We mentioned earlier that the algorithm is fast and simple. It’s time to quantify that. Wegener says that the 16-bit version of the full engine, including both preprocessor and lossless compression block, occupies about 1200 slices in a Virtex-5 FPGA, and it can handle 300 Msamples/s data in that implementation. A software-only version of the engine running on a 2 GHz dual-core Xeon processor can handle up to 100 Msample/s data. The company is currently investigating other processing environments, including the IBM Cell processor.
There are some very intriguing hints at other applications. For one, the algorithm lends itself to use inside signal-processing pipelines. Wegener says that because of the straightforward arithmetic relationship between the original and compressed bit streams, you can partially decompress the data, perform arithmetic operations on the stream in this intermediate form, and then recompress the results, sometimes significantly reducing the depth or frequency of a pipeline. Beamforming in particular has proven compatible with this approach, Wegener says. Additionally, it is possible in principle to combine other numerical algorithms with the compression, so that, for instance, a single engine might be able to do both crest-factor reduction and compression on an OFDM baseband signal headed up an antenna cable.
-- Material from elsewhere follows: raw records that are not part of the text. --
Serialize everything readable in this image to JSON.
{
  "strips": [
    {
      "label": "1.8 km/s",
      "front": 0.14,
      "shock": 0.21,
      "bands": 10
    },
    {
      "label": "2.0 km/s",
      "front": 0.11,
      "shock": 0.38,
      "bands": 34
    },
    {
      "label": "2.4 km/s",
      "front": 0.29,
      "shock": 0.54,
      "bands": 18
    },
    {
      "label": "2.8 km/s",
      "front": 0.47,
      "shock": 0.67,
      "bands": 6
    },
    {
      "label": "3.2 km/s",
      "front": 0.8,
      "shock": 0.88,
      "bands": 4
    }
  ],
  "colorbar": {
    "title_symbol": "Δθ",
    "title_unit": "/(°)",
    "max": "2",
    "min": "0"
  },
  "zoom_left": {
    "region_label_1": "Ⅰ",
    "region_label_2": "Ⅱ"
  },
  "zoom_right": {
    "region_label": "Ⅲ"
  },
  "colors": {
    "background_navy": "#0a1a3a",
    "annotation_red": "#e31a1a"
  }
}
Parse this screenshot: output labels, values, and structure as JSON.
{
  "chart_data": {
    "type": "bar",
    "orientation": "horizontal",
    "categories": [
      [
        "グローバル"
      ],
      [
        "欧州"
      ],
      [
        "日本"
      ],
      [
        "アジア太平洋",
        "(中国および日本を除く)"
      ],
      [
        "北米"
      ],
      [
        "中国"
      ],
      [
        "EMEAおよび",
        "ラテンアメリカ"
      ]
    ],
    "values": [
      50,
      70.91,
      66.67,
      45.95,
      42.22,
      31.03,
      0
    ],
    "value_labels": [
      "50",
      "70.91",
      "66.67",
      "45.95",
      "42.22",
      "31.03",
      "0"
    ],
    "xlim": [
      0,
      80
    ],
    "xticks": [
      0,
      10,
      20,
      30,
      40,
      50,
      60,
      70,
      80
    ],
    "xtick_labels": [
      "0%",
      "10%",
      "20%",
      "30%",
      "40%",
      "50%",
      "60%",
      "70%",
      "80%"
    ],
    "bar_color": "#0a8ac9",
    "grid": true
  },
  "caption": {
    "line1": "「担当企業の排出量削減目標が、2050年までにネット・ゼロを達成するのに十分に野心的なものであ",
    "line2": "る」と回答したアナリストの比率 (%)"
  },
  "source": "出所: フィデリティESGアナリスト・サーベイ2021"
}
In another direction, the fact that the engine is relatively simple opens some interesting possibilities in die-to-die interconnect. Off-die interconnect is increasingly moving toward high-speed serial links to reduce the pin count, power, and signal integrity issues involved in moving large amounts of data between chips. This trend is probably most advanced in FPGA-based logic emulation systems, but it is showing up elsewhere in the multi-die design world as well, including inside multi-die packages. A small, low-power compression engine sitting between the SerDes and the digital portion of an SoC could substantially reduce the bandwidth requirements for these inter-die links. It’s worth thinking about.